Der Verrohung des Denkens entspricht die Verrohung der Sprache. Israel übernehme die »Drecksarbeit« für »uns«, wenn es den Iran bombardiert – Hartmut Rosa nennt die Einlassung von BRD-Kanzler Merz »Nazijargon«. Da das Denken dahinter nur heißen kann, der Krieg sei eben als Normalität zu akzeptieren und Völkerrecht je nach Interessenlage Ansichtssache, sind wir wohl am Tiefpunkt aller Auffassungen von Frieden und Völkerverständigung angelangt, die seit dem Zweiten Weltkrieg in deutscher Sprache zu vernehmen waren. Und nur einen Schritt entfernt vom Weltkrieg.

Nach den Folgen gefragt, wenn fünf Prozent der Wirtschaftsleistung künftig in die Aufrüstung fließen, sieht der Soziologe sehr wohl, daß damit die Hälfte des gegenwärtigen Staatsbudgets gebunden ist und Mittel für Bildung, Soziales oder Klimaschutz fehlen werden. Aber er weitet den Blick und fragt schärfer: »Wieviel geben wir fürs Töten aus?« Um zugleich Prämissen für Alternativen zum Krieg und ein anderes außenpolitisches Denken auszuleuchten: Entwicklung einer neuen Sicherheitsarchitektur in Europa und die Einsicht, daß diese nur mit und nicht gegen Rußland zu erreichen ist; Verhinderung eines nuklearen Infernos; wirksame Abrüstungsverträge und eine Stärkung der UNO; endlich wieder Verhandlungsbereitschaft statt Aufrüstungseifer.
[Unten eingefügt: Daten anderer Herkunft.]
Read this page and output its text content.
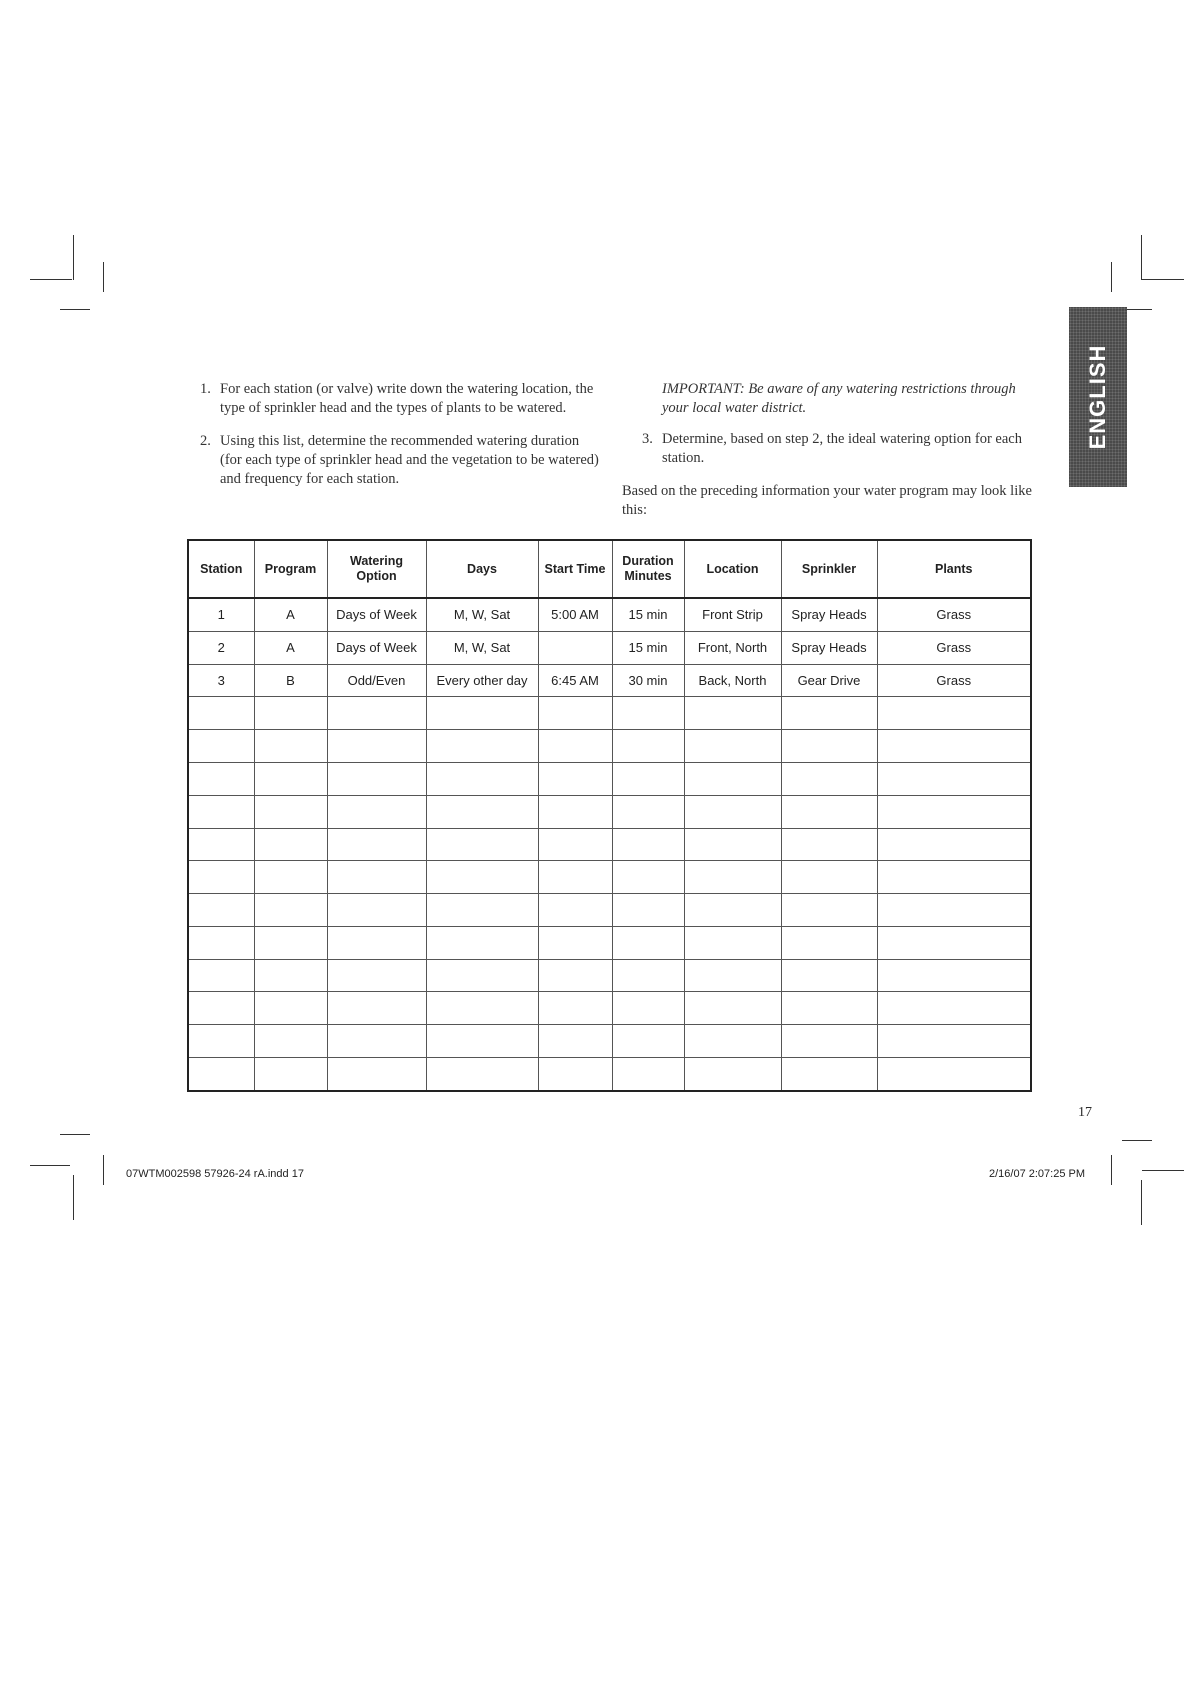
ENGLISH
1. For each station (or valve) write down the watering location, the type of sprinkler head and the types of plants to be watered.
2. Using this list, determine the recommended watering duration (for each type of sprinkler head and the vegetation to be watered) and frequency for each station.
IMPORTANT: Be aware of any watering restrictions through your local water district.
3. Determine, based on step 2, the ideal watering option for each station.
Based on the preceding information your water program may look like this:
Station	Program	Watering Option	Days	Start Time	Duration Minutes	Location	Sprinkler	Plants
1	A	Days of Week	M, W, Sat	5:00 AM	15 min	Front Strip	Spray Heads	Grass
2	A	Days of Week	M, W, Sat		15 min	Front, North	Spray Heads	Grass
3	B	Odd/Even	Every other day	6:45 AM	30 min	Back, North	Gear Drive	Grass

17
07WTM002598 57926-24 rA.indd 17	2/16/07 2:07:25 PM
Militarisierung im Äußeren drängt mit Macht auch ins Innere. Aggressivität nach draußen braucht Akzeptanz oder wenigstens Gleichgültigkeit im Lande. Das zu erreichen ist demagogische Kärrnerarbeit. Außerdem, sagt Hartmut Rosa, ließe sich »das Denken, der Feind sei das Böse und müsse potenziell vernichtet werden, (…) ganz schnell auch auf den innenpolitischen Feind übertragen«. Ich las seine Warnungen als ein an die Gesellschaft gerichtetes Stoppsignal und als Weckruf an die Friedensbewegung, die in neuer Breite und mit solcher Klarheit erstarken muß.